Seehofers mahnende Worte, die CSU sei an einem Scheideweg, werden ihm kaum helfen. Der Identitätsverlust der CSU durch die schweren Wahlverluste sei enorm, die Verunsicherung innerhalb der Partei mit Händen zu greifen, der Nimbus der CSU habe heftige Kratzer abbekommen, so der CSU-Kenner. Überraschend sei das Ergebnis aber nicht für alle gewesen. Wer mit offenen Augen durchs Land gefahren sei, habe kaum Plakate oder Infostände gesehen. Die mangelnde Präsenz sei wohl einer überheblichen Faulheit geschuldet, man habe sich zu sicher gefühlt, vielleicht kein Wunder bei der schwachen parteipolitischen Konkurrenz. Leider habe man dabei die AfD vergessen.
Merkels Verhalten eine Unverschämtheit
Jamaika? Möglich sei das schon, schätzt der CSU-Kenner die Lage in Berlin ein. Schon aus machttaktischen Gründen und der Liebe zu Ämtern würden die Bundestagsabgeordneten eine solche Koalition nicht so schnell scheitern lassen. Die von Seehofer so laut geforderte Obergrenze werde nicht das Problem sein, auf sie könne man aus Gründen der Staatsräson verzichten. Schließlich müsse ja eine Regierung gebildet werden, die eben nur mit der CDU, der CSU, der FDP und den Grünen möglich sei. Die Kanzlerin dürfe aber nicht glauben, dass man einfach zur Tagesordnung übergehen könne. Ihr Auftreten und das Ignorieren eigener Fehler sei in den Augen vieler Politiker in der CSU und der CDU schon „eine Unverschämtheit“. Überhaupt sei man mit dem Debattenstil von Merkel sehr unzufrieden. Helmut Kohl habe Diskussionen über die Lage und Fehler bei Wahlkämpfen zugelassen, Merkel verdränge das einfach. Dabei seien gerade jetzt Auseinandersetzungen nötig, wie es weitergehen solle. Die Quittung habe Volker Kader bekommen. Er sei im Grunde der Blitzableiter für Merkel gewesen und deshalb nur 77 Prozent der Stimmen für seine Wiederwahl als Fraktionschef der Union erhalten.

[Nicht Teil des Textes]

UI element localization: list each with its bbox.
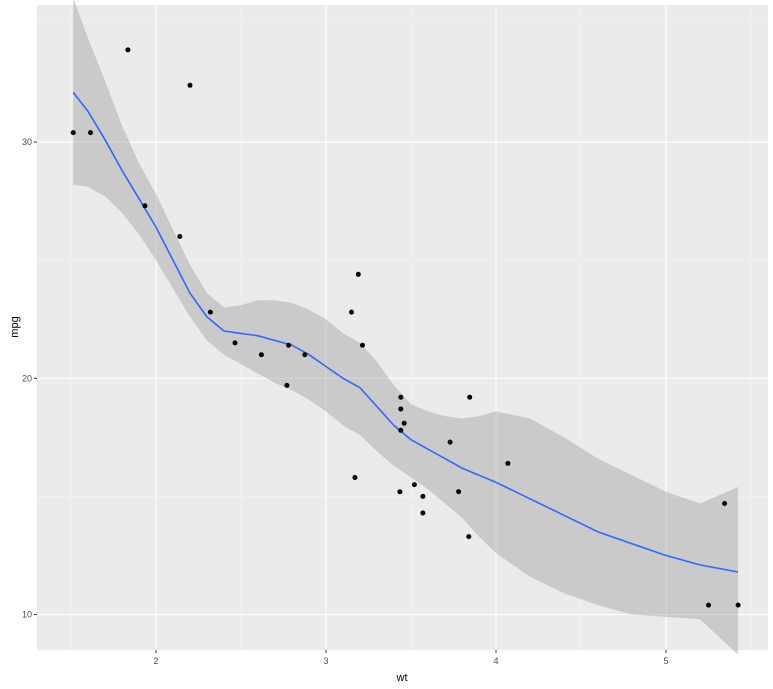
confidence-band: [73, 0, 739, 655]
data-point: [258, 352, 264, 358]
data-point: [398, 427, 404, 433]
data-point: [360, 342, 365, 348]
y-tick-label: 10: [22, 610, 32, 620]
data-point: [302, 352, 308, 358]
data-point: [722, 501, 728, 506]
data-point: [142, 203, 148, 209]
data-point: [456, 489, 462, 495]
data-point: [397, 489, 403, 495]
data-point: [411, 482, 417, 488]
data-point: [398, 394, 404, 400]
data-point: [735, 602, 741, 608]
data-point: [349, 309, 354, 315]
smooth-trend-line: [72, 91, 739, 573]
major-gridlines: [37, 5, 768, 650]
data-point: [420, 510, 426, 516]
data-point: [284, 382, 290, 388]
data-point: [207, 309, 213, 315]
y-tick-label: 20: [22, 373, 32, 383]
x-tick-label: 5: [663, 656, 668, 666]
data-point: [352, 475, 358, 480]
data-point: [505, 460, 511, 466]
data-point: [466, 534, 472, 540]
data-point: [447, 439, 453, 445]
data-point: [177, 234, 183, 239]
data-point: [125, 47, 131, 53]
minor-gridlines: [37, 5, 768, 650]
x-tick-label: 3: [323, 656, 328, 666]
x-tick-label: 2: [153, 656, 158, 666]
data-point: [398, 406, 404, 412]
data-point: [420, 493, 426, 499]
data-point: [706, 602, 711, 608]
data-point: [232, 340, 238, 346]
y-axis-title: mpg: [9, 316, 21, 337]
plot-panel: [37, 5, 768, 650]
data-points: [70, 47, 741, 608]
data-point: [286, 342, 292, 348]
y-axis: 10 20 30: [22, 137, 37, 620]
data-point: [467, 394, 473, 400]
data-point: [187, 82, 193, 88]
x-tick-label: 4: [493, 656, 498, 666]
data-point: [70, 130, 76, 136]
y-tick-label: 30: [22, 137, 32, 147]
x-axis: 2 3 4 5: [153, 650, 669, 666]
data-point: [355, 271, 361, 277]
data-point: [401, 420, 407, 426]
x-axis-title: wt: [396, 672, 408, 684]
data-point: [88, 130, 93, 136]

Seehofer will die Diskussionen über die Lage, über die Wahl, über das Personal und damit auch -gewollt oder ungewollt- über seine Nachfolge erst auf dem Parteitag im November in Nürnberg führen. Ob er Söder verhindern kann? Der sei sicher inhaltlich der beste Mann der CSU, mache einen sehr guten Job als Landesfinanzminister, sein Mut, sich auch inhaltlichen Kontroversen zu stellen, sei bekannt, Aber der Nürnberger sei in einigen Kreisen der CSU auch unbeliebt. Man halte ihn für arrogant und teils unseriös, dazu habe er selber auch ein Stück weit beigetragen, indem er einen ehemaligen Bild-Journalisten zu einem Pressechef gemacht habe. Ob die CSU einen vor Jahren gestürzten Karl-Theodor von und zu Guttenberg auf den Thron hebe, sei mindestens fraglich. Man ist ratlos in der einst so starken und von sich überzeugten CSU. Vieles ist möglich nach der Riesen-Klatsche bei der Bundestagswahl.